Samuel L. Jackson deita e
rola numa interpretação extremamente divertida e é muito bacana ver ele fora do
papel de “badass”. Me agrada muito como o filme explora o lado mais leve do
Nick Fury trazendo uma humanidade maior pro papel, o que acaba sendo uma ótima
decisão a ele, a única reclamação a isso nem é feita por purismo nem nada
porque essas coisas realmente não importam nada e a ideia de quebra de
expectativa de como ele perdeu o olho. Só que do jeito que foi feito ficou uma
piada meio boba, fácil demais e inserida de forma meio desajeitada no filme.
Mas tudo bem porque é o único momento inclusive que eu acho que o humor do
filme não funciona tanto (no resto funciona surpreendente muito bem e de forma
bem conduzida pontualmente), seu relacionamento dele com a Goose é ótimo,
funciona para adicionar mais ao personagem e fora isso a decisão de tratar o
Fury de forma mais leve como um todo é um dos pontos altos do filme fazendo uma
abordagem inspirada, que agrada funciona e oferece a mais para o Samuel L.
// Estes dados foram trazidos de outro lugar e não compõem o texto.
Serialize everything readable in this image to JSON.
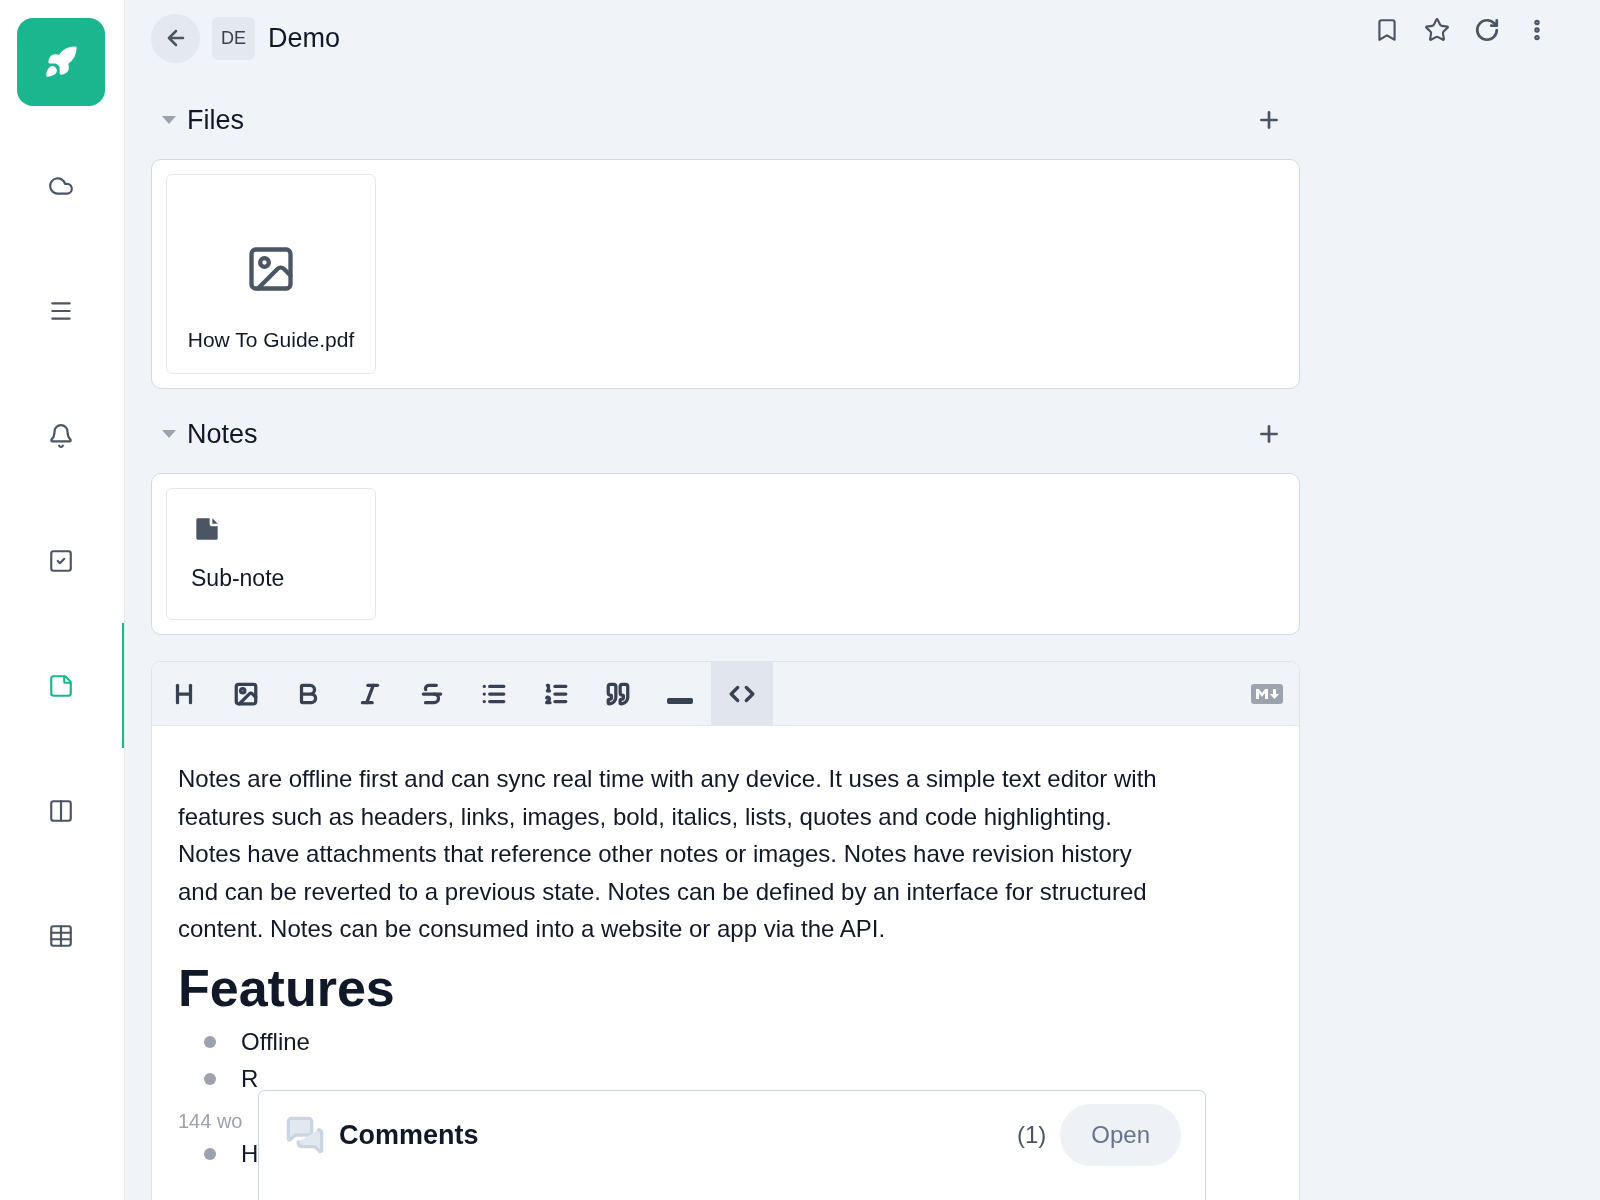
{
  "sidebar": {
    "items": [
      {
        "selected": false
      },
      {
        "selected": false
      },
      {
        "selected": false
      },
      {
        "selected": false
      },
      {
        "selected": true
      },
      {
        "selected": false
      },
      {
        "selected": false
      }
    ]
  },
  "header": {
    "badge": "DE",
    "title": "Demo"
  },
  "sections": [
    {
      "title": "Files",
      "expanded": true,
      "items": [
        {
          "kind": "file",
          "name": "How To Guide.pdf"
        }
      ]
    },
    {
      "title": "Notes",
      "expanded": true,
      "items": [
        {
          "kind": "note",
          "name": "Sub-note"
        }
      ]
    }
  ],
  "toolbar": {
    "buttons": [
      {
        "selected": false
      },
      {
        "selected": false
      },
      {
        "selected": false
      },
      {
        "selected": false
      },
      {
        "selected": false
      },
      {
        "selected": false
      },
      {
        "selected": false
      },
      {
        "selected": false
      },
      {
        "selected": false
      },
      {
        "selected": true
      }
    ]
  },
  "editor": {
    "paragraph": "Notes are offline first and can sync real time with any device. It uses a simple text editor with features such as headers, links, images, bold, italics, lists, quotes and code highlighting. Notes have attachments that reference other notes or images. Notes have revision history and can be reverted to a previous state. Notes can be defined by an interface for structured content. Notes can be consumed into a website or app via the API.",
    "heading": "Features",
    "list": [
      "Offline",
      "R"
    ],
    "word_count": "144 wo",
    "list_more": [
      "H"
    ]
  },
  "comments": {
    "title": "Comments",
    "count": "(1)",
    "button": "Open"
  }
}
Jackson como ator. Sua química com Larson é excelente e os dois constroem uma
dinâmica de dupla divertida do começo ao fim. E a sua maquiagem digital para
rejuvenescimento é fantástica, soma para a narrativa do filme e acaba dando
esperança para o uso disso no futuro do cinema (estou olhando para você, “The
Irishman”).
O Ben Mendelsohn é uma
das melhores coisas do filme e até acho que o filme poderia ter se utilizando
mais do seu casting inteligente no começo do longa. O Ben consegue de uma forma
muito legal usar todas as chances que tem para se destacar mais do que costuma
se destacar nesses blockbusters que faz trazendo o que é esperado da sua
presença marcante mas adicionando uma emoção certeira a reviravolta do seu
personagem que aparece de forma clara mesmo com ele coberto por maquiagem assim
como nas cenas de humor muito bem colocadas. O Jude Law não está ruim e nem bom só está genérico, a Annette Bening é levemente desperdiçada
apesar das ótimas sacadas em torno do seu relacionamento com Carol e a forma
como uma mulher vê a outra e a significativa ação que diz muito mais do que só
o que aparece em tela, porém ela poderia ter sido mais usada e por último mas
nada menos importante a Lashana Lynch
rouba todas as cenas que tem conseguindo trazer muita emoção e um senso genuíno
pro relacionamento entre Maria e Carol.
No geral, Capitã Marvel
não chega a ser um dos melhores filmes do MCU, mas também é melhor do que
muitos filmes do estúdio e está longe de ser um dos piores. Existem problemas,
mas existem grandes acertos e um filme bem divertido também. É um bom filme.
Não um grande filme, mas um bom filme. Felizmente nós não precisamos viver num
mundo 8 ou 80 mesmo que as pessoas tenham se esquecido disso.